Penn State entered the game as the nation’s worst in third-down conversions and picked up seven of 14 opportunities. The Nittany Lions were last among Big Ten teams in time of possession and held the ball for 35 minutes, 3 seconds. Penn State averaged 6.9 yards per rushing attempt — and there were 52 of them — and 21.8 yards per completion. Converting on fourth-and-short in the first quarter would have only postponed the inevitable.
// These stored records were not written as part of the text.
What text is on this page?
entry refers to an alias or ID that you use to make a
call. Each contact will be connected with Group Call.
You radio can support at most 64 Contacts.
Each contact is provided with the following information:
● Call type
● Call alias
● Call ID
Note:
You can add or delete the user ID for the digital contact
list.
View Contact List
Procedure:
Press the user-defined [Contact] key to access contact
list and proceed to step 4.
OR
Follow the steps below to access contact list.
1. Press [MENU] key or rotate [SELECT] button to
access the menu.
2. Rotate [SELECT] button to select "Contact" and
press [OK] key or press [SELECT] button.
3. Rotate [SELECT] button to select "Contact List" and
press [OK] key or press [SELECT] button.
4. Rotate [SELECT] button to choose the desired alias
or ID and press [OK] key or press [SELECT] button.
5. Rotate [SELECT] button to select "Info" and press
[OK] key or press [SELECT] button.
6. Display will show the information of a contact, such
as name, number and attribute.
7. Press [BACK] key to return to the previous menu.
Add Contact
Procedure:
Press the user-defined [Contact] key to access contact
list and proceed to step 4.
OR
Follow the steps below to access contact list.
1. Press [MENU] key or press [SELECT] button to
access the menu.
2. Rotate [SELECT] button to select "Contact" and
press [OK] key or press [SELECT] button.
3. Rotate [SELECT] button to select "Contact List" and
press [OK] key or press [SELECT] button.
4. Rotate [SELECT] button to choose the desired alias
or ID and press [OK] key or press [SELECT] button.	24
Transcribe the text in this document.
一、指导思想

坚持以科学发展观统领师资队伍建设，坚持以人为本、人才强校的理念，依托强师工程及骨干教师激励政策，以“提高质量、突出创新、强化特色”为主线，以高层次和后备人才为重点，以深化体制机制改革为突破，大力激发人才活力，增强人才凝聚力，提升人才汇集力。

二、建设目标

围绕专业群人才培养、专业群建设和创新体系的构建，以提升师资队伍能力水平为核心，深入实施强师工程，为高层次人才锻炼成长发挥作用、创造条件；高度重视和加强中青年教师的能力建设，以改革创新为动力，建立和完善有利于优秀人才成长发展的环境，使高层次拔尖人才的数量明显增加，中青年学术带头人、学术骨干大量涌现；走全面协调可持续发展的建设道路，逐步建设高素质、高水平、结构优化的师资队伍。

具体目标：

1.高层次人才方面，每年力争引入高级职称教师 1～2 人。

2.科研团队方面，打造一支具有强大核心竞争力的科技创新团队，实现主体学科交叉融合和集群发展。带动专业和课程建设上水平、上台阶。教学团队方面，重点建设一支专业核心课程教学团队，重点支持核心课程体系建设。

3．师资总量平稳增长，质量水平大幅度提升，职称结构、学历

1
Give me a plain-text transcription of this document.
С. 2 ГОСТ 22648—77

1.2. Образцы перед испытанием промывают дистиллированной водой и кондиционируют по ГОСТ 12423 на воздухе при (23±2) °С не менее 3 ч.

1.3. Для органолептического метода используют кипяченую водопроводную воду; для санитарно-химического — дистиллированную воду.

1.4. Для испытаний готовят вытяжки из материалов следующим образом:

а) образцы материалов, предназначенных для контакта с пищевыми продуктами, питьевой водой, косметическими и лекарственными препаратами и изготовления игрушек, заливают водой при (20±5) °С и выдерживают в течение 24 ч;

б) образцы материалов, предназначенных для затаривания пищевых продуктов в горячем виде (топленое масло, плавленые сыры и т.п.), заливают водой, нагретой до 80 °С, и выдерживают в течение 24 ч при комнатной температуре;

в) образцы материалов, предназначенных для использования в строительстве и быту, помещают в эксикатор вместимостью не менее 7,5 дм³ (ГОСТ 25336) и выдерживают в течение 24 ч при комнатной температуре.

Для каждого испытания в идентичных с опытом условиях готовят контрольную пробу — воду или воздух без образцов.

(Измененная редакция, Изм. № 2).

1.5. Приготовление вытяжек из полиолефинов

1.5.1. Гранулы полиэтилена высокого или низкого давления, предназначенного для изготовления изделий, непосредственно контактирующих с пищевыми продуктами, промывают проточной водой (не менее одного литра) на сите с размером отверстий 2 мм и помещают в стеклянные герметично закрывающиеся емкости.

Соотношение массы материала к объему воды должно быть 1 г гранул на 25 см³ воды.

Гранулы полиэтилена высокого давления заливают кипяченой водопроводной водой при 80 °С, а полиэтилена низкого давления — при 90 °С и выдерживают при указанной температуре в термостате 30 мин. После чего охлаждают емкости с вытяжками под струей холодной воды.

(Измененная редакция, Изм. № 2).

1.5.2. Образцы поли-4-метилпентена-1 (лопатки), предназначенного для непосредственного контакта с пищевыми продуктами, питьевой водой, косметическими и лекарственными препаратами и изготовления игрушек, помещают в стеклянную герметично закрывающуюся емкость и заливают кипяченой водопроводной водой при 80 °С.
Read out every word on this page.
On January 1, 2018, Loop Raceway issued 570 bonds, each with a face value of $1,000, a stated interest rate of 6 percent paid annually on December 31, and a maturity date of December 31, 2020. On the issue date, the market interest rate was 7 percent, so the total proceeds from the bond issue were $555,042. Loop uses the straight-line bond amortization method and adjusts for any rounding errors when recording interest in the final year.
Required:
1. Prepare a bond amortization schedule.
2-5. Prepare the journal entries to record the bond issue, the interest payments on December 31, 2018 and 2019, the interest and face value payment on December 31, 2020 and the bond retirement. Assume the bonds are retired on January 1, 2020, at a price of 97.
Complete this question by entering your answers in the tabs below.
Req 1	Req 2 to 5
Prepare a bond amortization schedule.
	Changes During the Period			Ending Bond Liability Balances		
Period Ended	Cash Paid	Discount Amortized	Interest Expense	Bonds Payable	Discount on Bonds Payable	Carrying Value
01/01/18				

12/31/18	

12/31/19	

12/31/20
In his opening statement, Ferentz said his team wasn’t “capable of responding.” When pressed what that meant, he said, “We didn’t play well enough, we didn’t coach well enough, however you want to slice it. We just weren’t up to the challenge.
“We couldn’t answer.”
No amount of deodorant could cover up the product Iowa put on the field Saturday night. The numbers alone showed that. Outside of a handful of positions, Iowa lacked the athletes that could keep up with Penn State. To his credit, Ferentz didn’t try to deflect the performance with cliches.
Ferentz owned every part of it, from his decisions to line up in their defensive Raider package (nobody on the defensive front positioned in a three-point stance) that led to a 57-yard touchdown run by Penn State superstar Saquon Barkley to the team’s struggles at wide receiver.
“I’ve coached long enough where I’ve been fortunate to have been through games like this,” Ferentz said. “You don’t always see them coming. I’ve been through a few where I did see them coming. I go back 18 years ago but you don’t see those things coming. It’s a part of sports, nobody likes it. Nobody in our locker room feels good.”
With fan irritation reaching palpable levels, Ferentz was asked about re-evaluating his staff. He didn’t shy from the question.
“I tell you one thing; we’ve got great people to work with, whether it’s our players or our coaches,” Ferentz said. “They’ve got a good attitude and a really good work ethic. You check those boxes off and you go from there. We have to look at everything, obviously. We have to look at everything but right now our focus is on our players, what we can do to help them prepare and compete next week but that’s our focus is right now, certainly.”
That tells you everything about the state of Iowa football. Everything after Ferentz is up for evaluation. Based on Saturday’s performance, it’s sorely needed.